Thursday, June 13, 2013

Bono, Benedict and Whoopi among secret offerings at Affordable Art Fair

U2 singer and actors Goldberg and Cumberbatch and other celebrities turn artist for postcard sale to raise funds for school.

Bono's postcard for the Affordable Art Fair
Bono's postcard. Photograph: Affordable Art Fair/Rex Features



The work will appear along with equally distinguished ones by  Benedict Cumberbatch, and Julian Lennon in a silent auction to raise funds for a primary school in north London at the annual Affordable Art Fair.

Cumberbatch and Bono have gone for self portraits – the Sherlock star's a Byronic profile, the U2 frontman's a quick slash of blue marker conjuring up his trademark sunglasses. Lennon has sent a sweetly traditional landscape in red marker on cardboard, complete with duck pond and cottage with smoking chimney, which any of the pupils might feel they could at least match in art class. Goldberg's is more a message than a painting, a cheery greeting to "all students everywhere".

The bidders will know which celebrity they're aiming for, but more starry names will be hidden among the hundred little works on sale. The comedians David Baddiel and Morwenna Banks; Jeff Kinney, the author of Diary of a Wimpy Kid; and Babybird singer, Stephen Jones, are among those providing their artistic juices.

The postcards will be on sale for £45 each, but the buyer will only learn the name of the artist after the money is handed over – a fundraising scheme modelled on the postcard fair at the Royal College of Art, which now has buyers queueing round the block every year for bargain works by artists including Tracey Emin and the Chapman Brothers.

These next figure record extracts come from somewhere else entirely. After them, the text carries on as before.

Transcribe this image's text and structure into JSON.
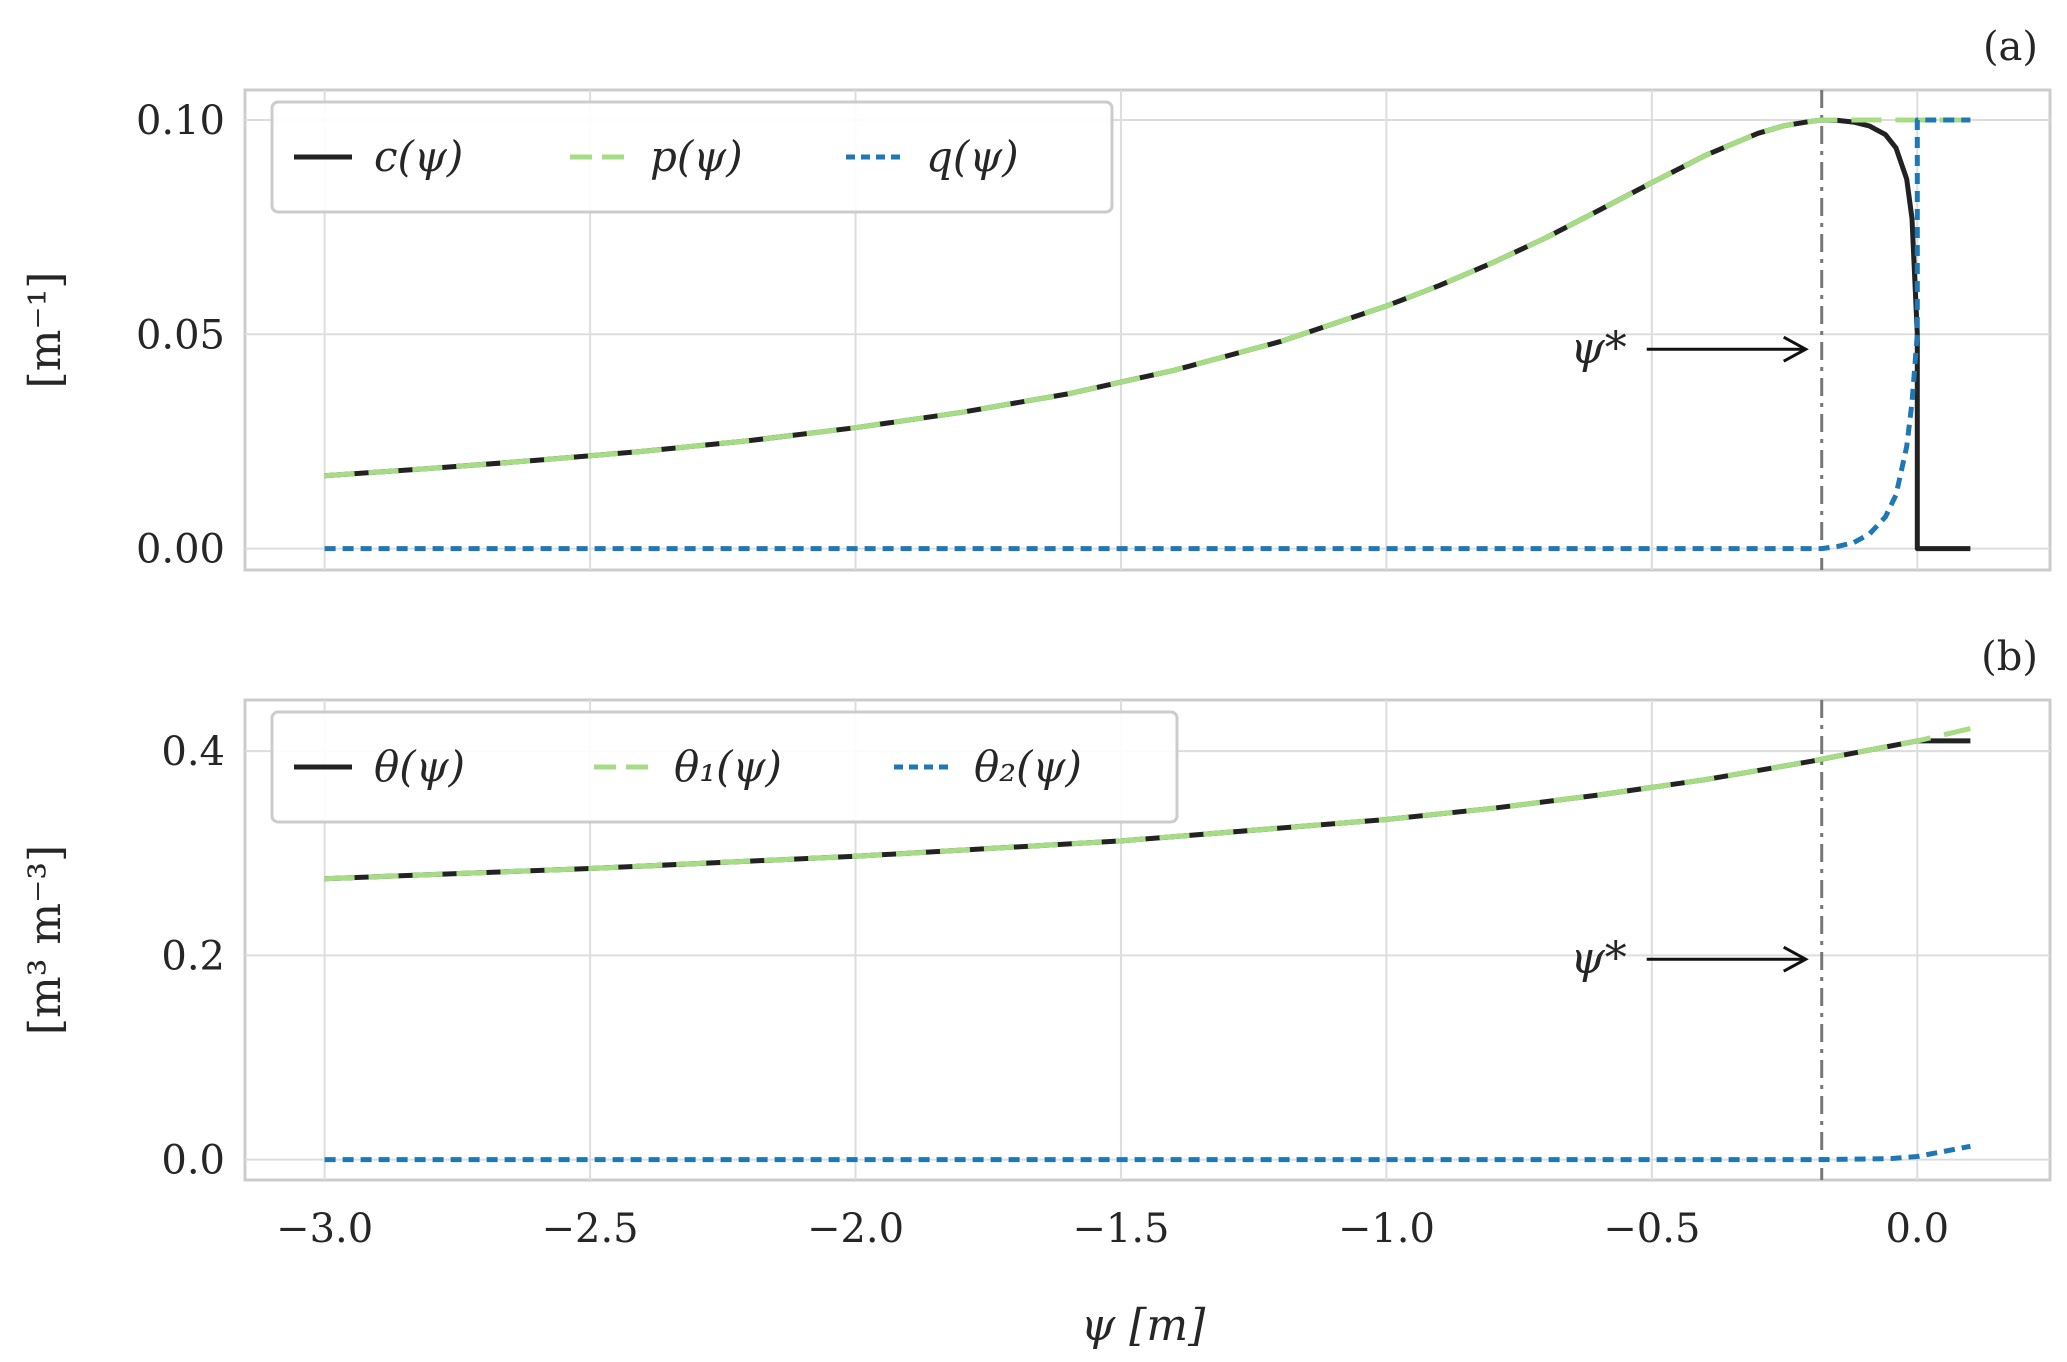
{
  "chart_data": [
    {
      "type": "line",
      "panel_label": "(a)",
      "ylabel": "[m⁻¹]",
      "xlim": [
        -3.15,
        0.25
      ],
      "ylim": [
        -0.005,
        0.107
      ],
      "xticks": [
        -3.0,
        -2.5,
        -2.0,
        -1.5,
        -1.0,
        -0.5,
        0.0
      ],
      "yticks": [
        0.0,
        0.05,
        0.1
      ],
      "ytick_labels": [
        "0.00",
        "0.05",
        "0.10"
      ],
      "grid": true,
      "legend": {
        "placement": "top-left",
        "columns": 3
      },
      "annotation": {
        "text": "ψ*",
        "x": -0.18
      },
      "series": [
        {
          "name": "c(ψ)",
          "color": "#222222",
          "style": "solid",
          "x": [
            -3.0,
            -2.8,
            -2.6,
            -2.4,
            -2.2,
            -2.0,
            -1.8,
            -1.6,
            -1.4,
            -1.2,
            -1.0,
            -0.9,
            -0.8,
            -0.7,
            -0.6,
            -0.5,
            -0.4,
            -0.3,
            -0.25,
            -0.2,
            -0.18,
            -0.15,
            -0.12,
            -0.09,
            -0.06,
            -0.04,
            -0.02,
            -0.01,
            0.0,
            0.0,
            0.1
          ],
          "y": [
            0.017,
            0.0187,
            0.0206,
            0.0227,
            0.0252,
            0.0282,
            0.0318,
            0.0361,
            0.0416,
            0.0483,
            0.0566,
            0.0614,
            0.0667,
            0.0725,
            0.0789,
            0.0854,
            0.0917,
            0.0969,
            0.0987,
            0.0997,
            0.1,
            0.0999,
            0.0995,
            0.0986,
            0.0966,
            0.0935,
            0.0862,
            0.077,
            0.0501,
            0.0,
            0.0
          ]
        },
        {
          "name": "p(ψ)",
          "color": "#a6dc84",
          "style": "dashed",
          "x": [
            -3.0,
            -2.8,
            -2.6,
            -2.4,
            -2.2,
            -2.0,
            -1.8,
            -1.6,
            -1.4,
            -1.2,
            -1.0,
            -0.9,
            -0.8,
            -0.7,
            -0.6,
            -0.5,
            -0.4,
            -0.3,
            -0.25,
            -0.2,
            -0.18,
            -0.1,
            0.0,
            0.1
          ],
          "y": [
            0.017,
            0.0187,
            0.0206,
            0.0227,
            0.0252,
            0.0282,
            0.0318,
            0.0361,
            0.0416,
            0.0483,
            0.0566,
            0.0614,
            0.0667,
            0.0725,
            0.0789,
            0.0854,
            0.0917,
            0.0969,
            0.0987,
            0.0997,
            0.1,
            0.1,
            0.1,
            0.1
          ]
        },
        {
          "name": "q(ψ)",
          "color": "#1f77b4",
          "style": "dotted",
          "x": [
            -3.0,
            -0.18,
            -0.15,
            -0.12,
            -0.09,
            -0.06,
            -0.04,
            -0.02,
            -0.01,
            0.0,
            0.0,
            0.1
          ],
          "y": [
            0.0,
            0.0,
            0.0005,
            0.0014,
            0.0034,
            0.0074,
            0.0125,
            0.0238,
            0.0341,
            0.0499,
            0.1,
            0.1
          ]
        }
      ]
    },
    {
      "type": "line",
      "panel_label": "(b)",
      "xlabel": "ψ [m]",
      "ylabel": "[m³ m⁻³]",
      "xlim": [
        -3.15,
        0.25
      ],
      "ylim": [
        -0.02,
        0.45
      ],
      "xticks": [
        -3.0,
        -2.5,
        -2.0,
        -1.5,
        -1.0,
        -0.5,
        0.0
      ],
      "xtick_labels": [
        "−3.0",
        "−2.5",
        "−2.0",
        "−1.5",
        "−1.0",
        "−0.5",
        "0.0"
      ],
      "yticks": [
        0.0,
        0.2,
        0.4
      ],
      "ytick_labels": [
        "0.0",
        "0.2",
        "0.4"
      ],
      "grid": true,
      "legend": {
        "placement": "top-left",
        "columns": 3
      },
      "annotation": {
        "text": "ψ*",
        "x": -0.18
      },
      "series": [
        {
          "name": "θ(ψ)",
          "color": "#222222",
          "style": "solid",
          "x": [
            -3.0,
            -2.5,
            -2.0,
            -1.5,
            -1.0,
            -0.8,
            -0.6,
            -0.4,
            -0.2,
            -0.18,
            -0.1,
            0.0,
            0.1
          ],
          "y": [
            0.275,
            0.285,
            0.297,
            0.312,
            0.333,
            0.344,
            0.357,
            0.372,
            0.39,
            0.392,
            0.4,
            0.41,
            0.41
          ]
        },
        {
          "name": "θ₁(ψ)",
          "color": "#a6dc84",
          "style": "dashed",
          "x": [
            -3.0,
            -2.5,
            -2.0,
            -1.5,
            -1.0,
            -0.8,
            -0.6,
            -0.4,
            -0.2,
            -0.18,
            -0.1,
            0.0,
            0.1
          ],
          "y": [
            0.275,
            0.285,
            0.297,
            0.312,
            0.333,
            0.344,
            0.357,
            0.372,
            0.39,
            0.392,
            0.4,
            0.41,
            0.422
          ]
        },
        {
          "name": "θ₂(ψ)",
          "color": "#1f77b4",
          "style": "dotted",
          "x": [
            -3.0,
            -0.18,
            -0.05,
            0.0,
            0.05,
            0.1
          ],
          "y": [
            0.0,
            0.0,
            0.001,
            0.003,
            0.008,
            0.013
          ]
        }
      ]
    }
  ]
}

This time all the works at the fair, which opens on Thursday for three days on the edge of Hampstead Heath, are being sold to raise funds for the New End primary school. The fair, now an international event aimed at art lovers with lighter pockets than those who flock to Frieze or the great auction houses, has attracted more than 1.2 million visitors and sold art worth more than £180m over the past 14 years.